Government buildings and religious buildings having the biggest effect, so the first thing you want to do to reduce it is destroying any religious building they might have and building your own. Then upgrade all buildings you can, especially government building, as upgrading removes culture penalty for them. If you cannot upgrade, you can sometimes destroy and rebuild, what's going to cost you some money but it will work. Unfortunately you cannot destroy many buildings, especially the important government buildings, so you might need to live with some culture penalty forever.
The next important factor is unrest. Unrest starts high when you conquer a city, and then goes down by 5% until reaching the base level, but only if public order is at least 75%. So if you can get a conquered city to 75% by temporary measures like large garrison and good governor then just by staying in the city for a few turns the unrest will disappear. On the other hand if you cannot even reach 75% you will have pretty much permanent problems with the city. Well, not really permanent as rioting kills of citizens, what solves your problem slowly, but if you think the city is going to be a problem, just enslave it, and by the time it grows back it will have no unrest. Basic unrest rates are 0% for most cities but can be 15% for many and even 30% for a few like Jerusalem.
The next factor is squalor, based on city size. Big cities simply have high squalor, and it makes people unhappy. That's why when you're conquering a new city, with high distance to capital, high culture penalty, high unrest, and high squalor, it will be totally ungovernable. Better to enslave or even exterminate its population to reduce squalor, then quickly raze their temples and build your own to reduce culture penalty, keep large garrison in it for a few turns to reduce unrest, and keep capital close to center of your empire to make distance to capital penalties manageable.
To increase public order you can build buildings, especially religious buildings which usually give you +10% increase per level. Some give you only +5% and some other bonus, so you need to decide if the extra bonus is worth losing 5-25% of public order (depending on city size, unfortunately you cannot change your mind easily later, you'd need to raze the temple completely and start from shrine). Depending on culture there are some other buildings like execution square, odeon, tavern etc.

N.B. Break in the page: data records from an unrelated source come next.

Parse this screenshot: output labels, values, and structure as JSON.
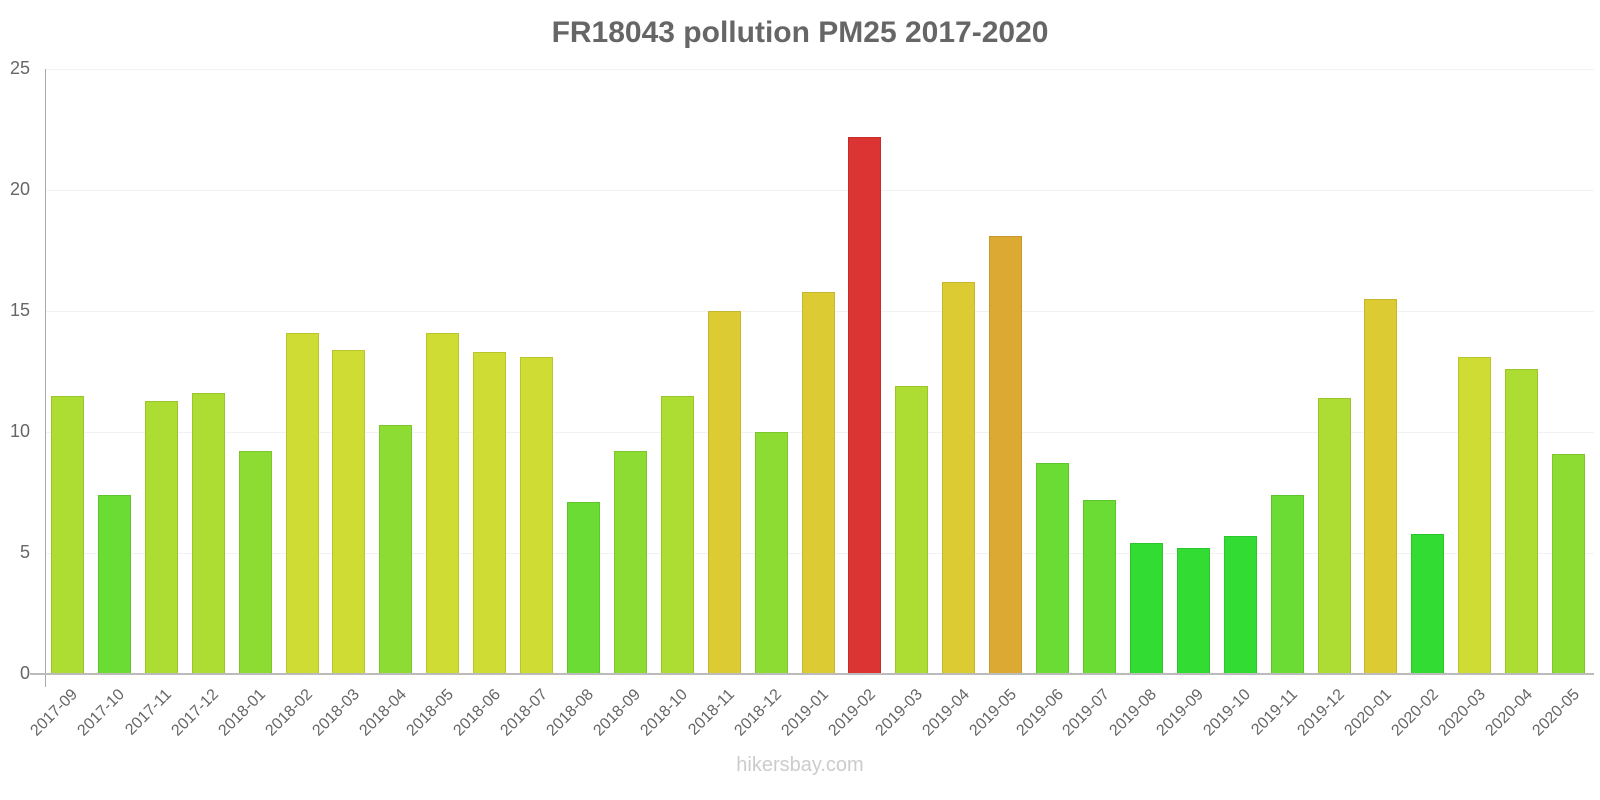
{
  "chart_data": {
    "type": "bar",
    "title": "FR18043 pollution PM25 2017-2020",
    "xlabel": "",
    "ylabel": "",
    "ylim": [
      0,
      25
    ],
    "yticks": [
      0,
      5,
      10,
      15,
      20,
      25
    ],
    "grid": true,
    "legend": null,
    "categories": [
      "2017-09",
      "2017-10",
      "2017-11",
      "2017-12",
      "2018-01",
      "2018-02",
      "2018-03",
      "2018-04",
      "2018-05",
      "2018-06",
      "2018-07",
      "2018-08",
      "2018-09",
      "2018-10",
      "2018-11",
      "2018-12",
      "2019-01",
      "2019-02",
      "2019-03",
      "2019-04",
      "2019-05",
      "2019-06",
      "2019-07",
      "2019-08",
      "2019-09",
      "2019-10",
      "2019-11",
      "2019-12",
      "2020-01",
      "2020-02",
      "2020-03",
      "2020-04",
      "2020-05"
    ],
    "values": [
      11.5,
      7.4,
      11.3,
      11.6,
      9.2,
      14.1,
      13.4,
      10.3,
      14.1,
      13.3,
      13.1,
      7.1,
      9.2,
      11.5,
      15.0,
      10.0,
      15.8,
      22.2,
      11.9,
      16.2,
      18.1,
      8.7,
      7.2,
      5.4,
      5.2,
      5.7,
      7.4,
      11.4,
      15.5,
      5.8,
      13.1,
      12.6,
      9.1
    ],
    "colors": [
      "#addc33",
      "#6adc33",
      "#addc33",
      "#addc33",
      "#8cdc33",
      "#cfdc33",
      "#cfdc33",
      "#8cdc33",
      "#cfdc33",
      "#cfdc33",
      "#cfdc33",
      "#6adc33",
      "#8cdc33",
      "#addc33",
      "#dccb33",
      "#8cdc33",
      "#dccb33",
      "#dc3333",
      "#addc33",
      "#dccb33",
      "#dcaa33",
      "#6adc33",
      "#6adc33",
      "#33dc33",
      "#33dc33",
      "#33dc33",
      "#6adc33",
      "#addc33",
      "#dccb33",
      "#33dc33",
      "#cfdc33",
      "#addc33",
      "#8cdc33"
    ]
  },
  "watermark": "hikersbay.com"
}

Wonders are also helpful here. Statue of Zeus at Olympia gives you permanent bonus to all your settlements, capturing any wonder gives you a high bonus for a few turns but it wears off too quickly to be worth relying on.

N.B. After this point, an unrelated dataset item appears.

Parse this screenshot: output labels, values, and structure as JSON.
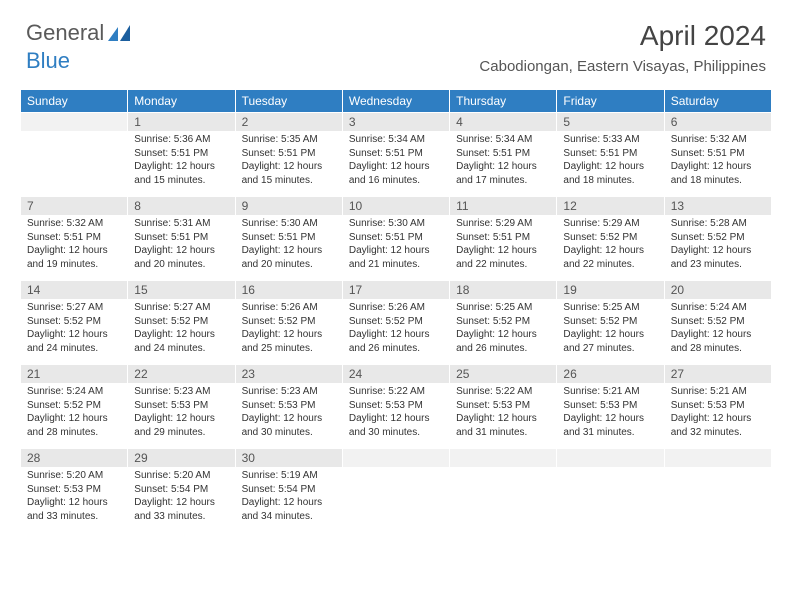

Influence rating of the governor improves public unrest, but you won't have enough governors with high influence for all of your empire. I never did it, but maybe you could try a ****ty governor and building an academy for him to get better stats. Governors can also get useful retinue from religious building.
A very important way of improving public order is garrison. The most important fact is that the bonus is based on ratio of total number of troops to total population. So 30 peasants are worth as much as 30 cataphracts. But everything including Town Guard is significantly more expensive per person than peasants - so seriously use only peasants as a garrison. Using serious combat troops for garrison in all your cities is going to cost you a lot of money, and you cannot even use them for crushing rebellions, as then you'd need another way of keeping your public order up.
Also - only use garrisons in small to medium settlements. In a small settlement, one stack of peasants can give you +80% garrison bonus (you can never go higher than that) and will cost you 100 denari/turn. In a large settlement, one stack of peasants will give you less than +5% and sitll cost you 100 denari/turn. Every other method costs the same no matter the settlement size. So it simply makes no sense to use garrison as a way of keeping large settlements happy, unless you positively have to. Much more effective ways are low taxes, religious buildings, governor influence, games, wonders etc. Oh and having absolutely no troops in a settlement gives it extra -15%, not to mention making it super easy to lose, so keep at least some peasants in all of them.